Paula se sonrojó, apenada bajo la mirada. Antonidas le arremolino el cabello una vez más, y le dedico una sonrisa.

— Los sueños son poderosos, pueden decirnos muchas cosas sobre nosotros mismos. Pero lo mismo es cierto de la forma como vestimos, como caminamos, como hablamos o escribimos, cada paso en este mundo Paula, es nuestra forma sutil de dejar una huella… — Los ojos abiertos y atentos, escuchando como el mago convierte su miedo en una nueva lección…. — Pero el futuro no pertenece a los sueños, quizás pertenece a la imaginación, pero de otras formas, por lo menos hasta donde este viejo mago sabe. Sonríe.

Paula asintió, y giro rápidamente con la intención de regresar sobre su piano. Los pequeños pasos hacen eco en la habitación de la música, pero antes de que sonara la primera tecla, Antonidas rompió el silencio.
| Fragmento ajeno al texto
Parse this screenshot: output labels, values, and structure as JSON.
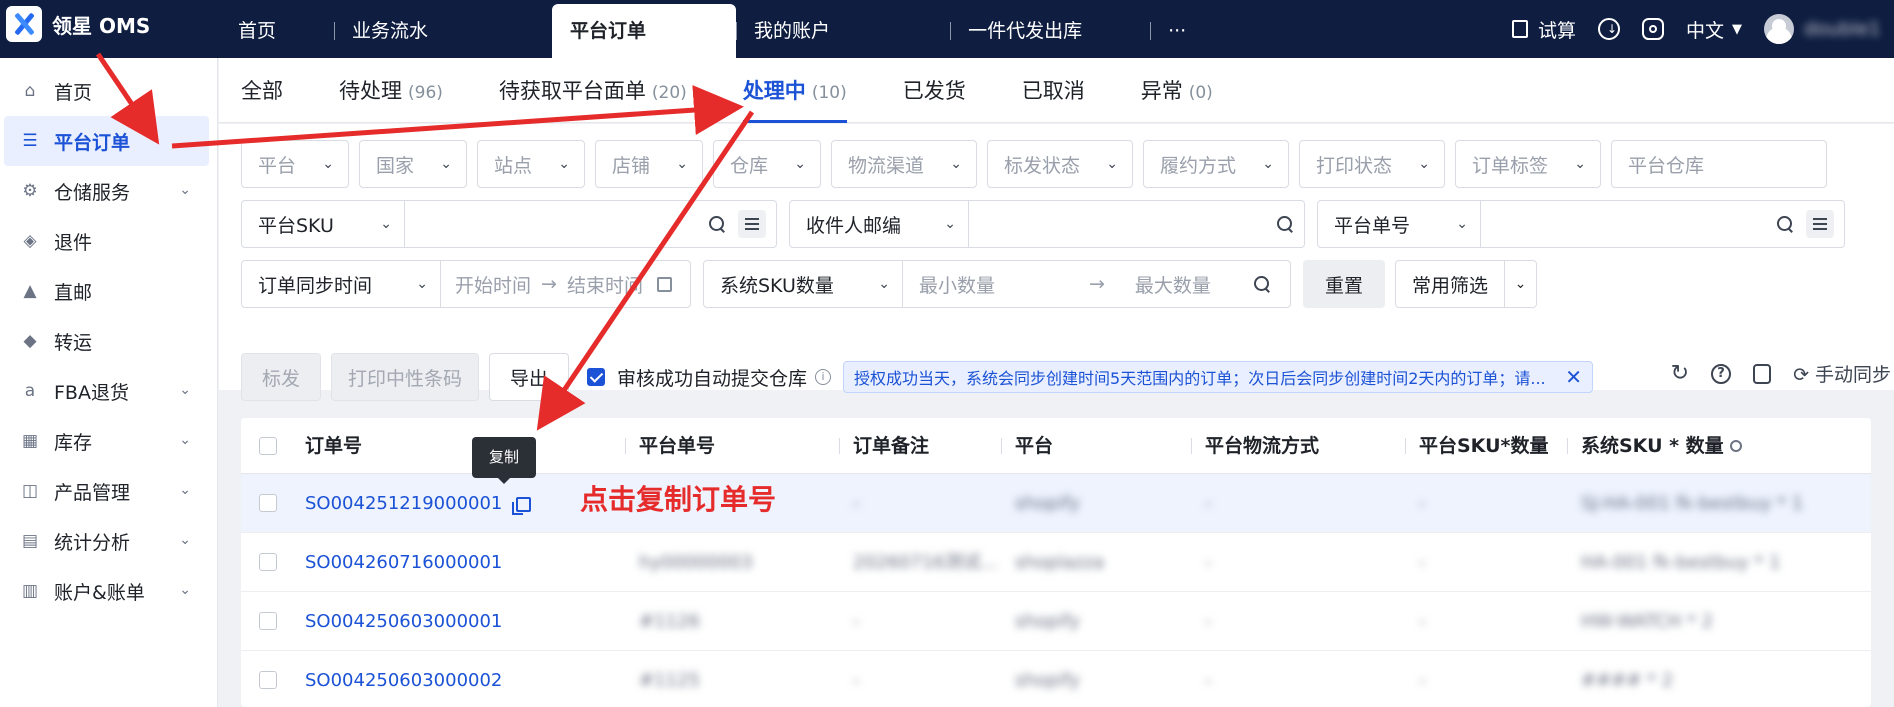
{
  "app": {
    "logo_text": "领星 OMS"
  },
  "topnav": [
    {
      "label": "首页"
    },
    {
      "label": "业务流水"
    },
    {
      "label": "平台订单"
    },
    {
      "label": "我的账户"
    },
    {
      "label": "一件代发出库"
    },
    {
      "label": "···"
    }
  ],
  "topright": {
    "trial_label": "试算",
    "lang_label": "中文",
    "username": "double1"
  },
  "sidebar": {
    "items": [
      {
        "label": "首页",
        "icon": "home-icon"
      },
      {
        "label": "平台订单",
        "icon": "list-icon"
      },
      {
        "label": "仓储服务",
        "icon": "warehouse-icon"
      },
      {
        "label": "退件",
        "icon": "box-icon"
      },
      {
        "label": "直邮",
        "icon": "mail-icon"
      },
      {
        "label": "转运",
        "icon": "transfer-icon"
      },
      {
        "label": "FBA退货",
        "icon": "amazon-icon"
      },
      {
        "label": "库存",
        "icon": "inventory-icon"
      },
      {
        "label": "产品管理",
        "icon": "bag-icon"
      },
      {
        "label": "统计分析",
        "icon": "chart-icon"
      },
      {
        "label": "账户&账单",
        "icon": "bill-icon"
      }
    ]
  },
  "tabs": [
    {
      "label": "全部",
      "count": ""
    },
    {
      "label": "待处理",
      "count": "(96)"
    },
    {
      "label": "待获取平台面单",
      "count": "(20)"
    },
    {
      "label": "处理中",
      "count": "(10)"
    },
    {
      "label": "已发货",
      "count": ""
    },
    {
      "label": "已取消",
      "count": ""
    },
    {
      "label": "异常",
      "count": "(0)"
    }
  ],
  "filters": {
    "row1": [
      "平台",
      "国家",
      "站点",
      "店铺",
      "仓库",
      "物流渠道",
      "标发状态",
      "履约方式",
      "打印状态",
      "订单标签"
    ],
    "platform_warehouse_placeholder": "平台仓库",
    "platform_sku_label": "平台SKU",
    "receiver_zip_label": "收件人邮编",
    "platform_order_label": "平台单号",
    "sync_time_label": "订单同步时间",
    "start_time_placeholder": "开始时间",
    "end_time_placeholder": "结束时间",
    "sys_sku_qty_label": "系统SKU数量",
    "min_qty_placeholder": "最小数量",
    "max_qty_placeholder": "最大数量",
    "reset_label": "重置",
    "common_filter_label": "常用筛选"
  },
  "toolbar": {
    "mark_label": "标发",
    "print_label": "打印中性条码",
    "export_label": "导出",
    "auto_submit_label": "审核成功自动提交仓库",
    "notice": "授权成功当天，系统会同步创建时间5天范围内的订单；次日后会同步创建时间2天内的订单；请...",
    "manual_sync_label": "手动同步"
  },
  "table": {
    "headers": [
      "订单号",
      "平台单号",
      "订单备注",
      "平台",
      "平台物流方式",
      "平台SKU*数量",
      "系统SKU * 数量"
    ],
    "rows": [
      [
        "SO004251219000001",
        "-",
        "-",
        "shopify",
        "-",
        "-",
        "SJ-HA-001 fk-bestbuy * 1"
      ],
      [
        "SO004260716000001",
        "hy00000003",
        "20260716测试...",
        "shoplazza",
        "-",
        "-",
        "HA-001 fk-bestbuy * 1"
      ],
      [
        "SO004250603000001",
        "#1126",
        "-",
        "shopify",
        "-",
        "-",
        "HW-WATCH * 2"
      ],
      [
        "SO004250603000002",
        "#1125",
        "-",
        "shopify",
        "-",
        "-",
        "#### * 2"
      ]
    ]
  },
  "tooltip": {
    "copy_label": "复制"
  },
  "annotation": {
    "text": "点击复制订单号",
    "color": "#e62b2b"
  },
  "colors": {
    "topbar": "#0e1d40",
    "accent": "#1b52d6",
    "annotation": "#e62b2b"
  }
}
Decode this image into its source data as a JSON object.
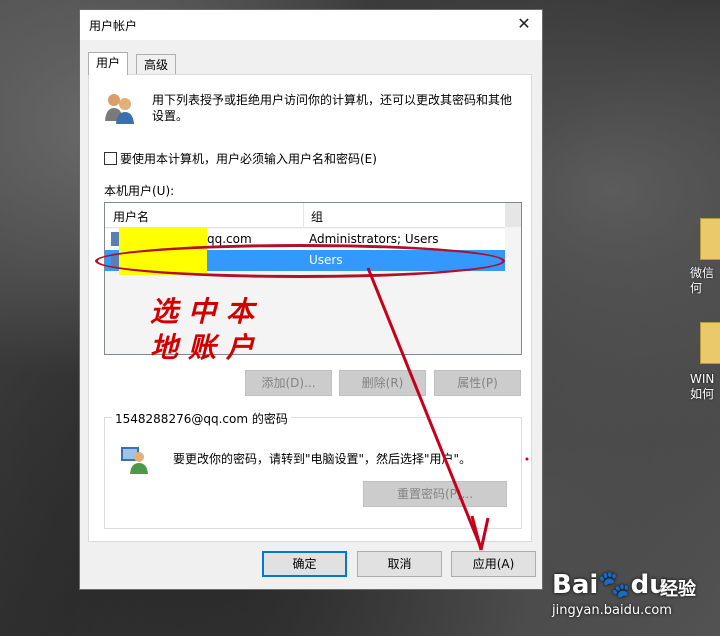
{
  "window": {
    "title": "用户帐户",
    "close_glyph": "✕"
  },
  "tabs": [
    {
      "label": "用户"
    },
    {
      "label": "高级"
    }
  ],
  "description": "用下列表授予或拒绝用户访问你的计算机，还可以更改其密码和其他设置。",
  "checkbox": {
    "label": "要使用本计算机，用户必须输入用户名和密码(E)",
    "checked": false
  },
  "local_users": {
    "label": "本机用户(U):",
    "columns": [
      "用户名",
      "组"
    ],
    "rows": [
      {
        "name": "qq.com",
        "group": "Administrators; Users",
        "selected": false
      },
      {
        "name": "",
        "group": "Users",
        "selected": true
      }
    ]
  },
  "annotation": {
    "line1": "选中本",
    "line2": "地账户",
    "color": "#d00000"
  },
  "user_buttons": {
    "add": "添加(D)...",
    "remove": "删除(R)",
    "properties": "属性(P)"
  },
  "password_group": {
    "title": "1548288276@qq.com 的密码",
    "text": "要更改你的密码，请转到\"电脑设置\"，然后选择\"用户\"。",
    "reset_button": "重置密码(P)..."
  },
  "footer": {
    "ok": "确定",
    "cancel": "取消",
    "apply": "应用(A)"
  },
  "desktop": {
    "icon1_label": "微信\n何",
    "icon2_label": "WIN\n如何"
  },
  "watermark": {
    "logo": "Bai",
    "logo2": "du",
    "text": "经验",
    "url": "jingyan.baidu.com"
  },
  "colors": {
    "selection": "#3399ff",
    "accent": "#0078d7",
    "annotation_red": "#d00000",
    "redaction": "#ffff00"
  }
}
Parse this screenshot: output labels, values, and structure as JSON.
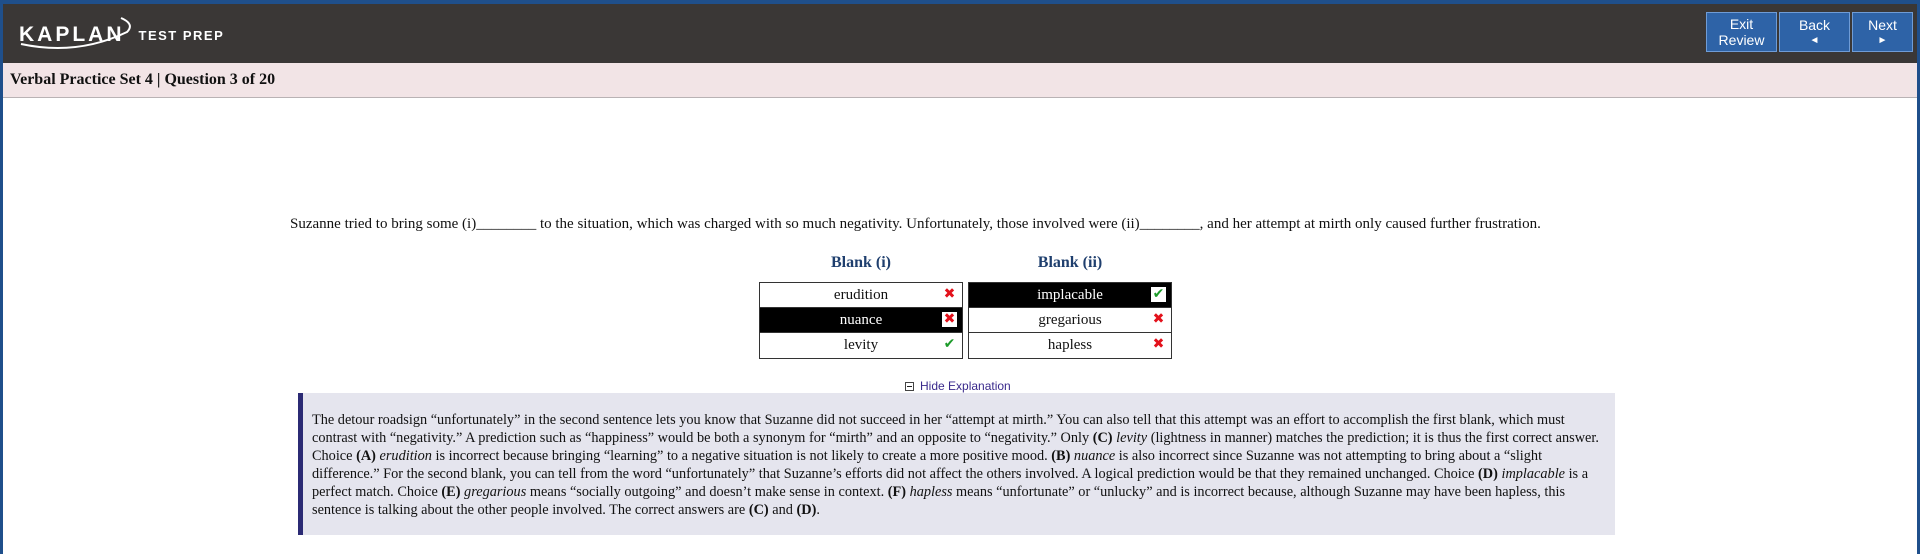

— Paula, una última cosa, espero siempre tengas la confianza de compartir tus sueños, es siempre un placer saber lo que ocurre en esa cabeza piojosa.

El escéptico gesto de Paula, el ceño fruncido y los ojos entrecerrados mirando al Mago, un pequeño bufido. Luego la sonrisa y un gesto rápido de aprobación. En breves momentos las teclas del piano son golpeadas con dulzura, la música llena de nuevo la casa.

En los días que siguientes Antonidas guardaría cuidadosa vigilia de los sueños de Paula, tratando de observar alguna señal o explicacion posible. Sin mucha suerte, ninguna señal física manifiesta las pesadillas de Paula. Y luego, cada mañana, la búsqueda de la figura de cristal. No todas las noches aparece una nueva y hasta el momento el mago ha sido incapaz de ver una aparecer con sus propios ojos, pero la colección, lentamente, empezó a crecer.

Al cabo de un tiempo las figuras de cristal comenzaron a tomar formas diversas, desde rosas, caballos, cuervos, otras criaturas demoniacas y hostiles, vehículos motorizados, dagas incrustadas en piedras, anillos con escrituras indescifrables, pequeñas catedrales, gemas preciosas y coronas de reyes. Toda una colección de cristalería, mientras Antonidas aún guarda más preguntas que respuestas.

Paula duerme, mientras el mago le observa y se pregunta, qué mundos tiemblan cuando la bruja sueña.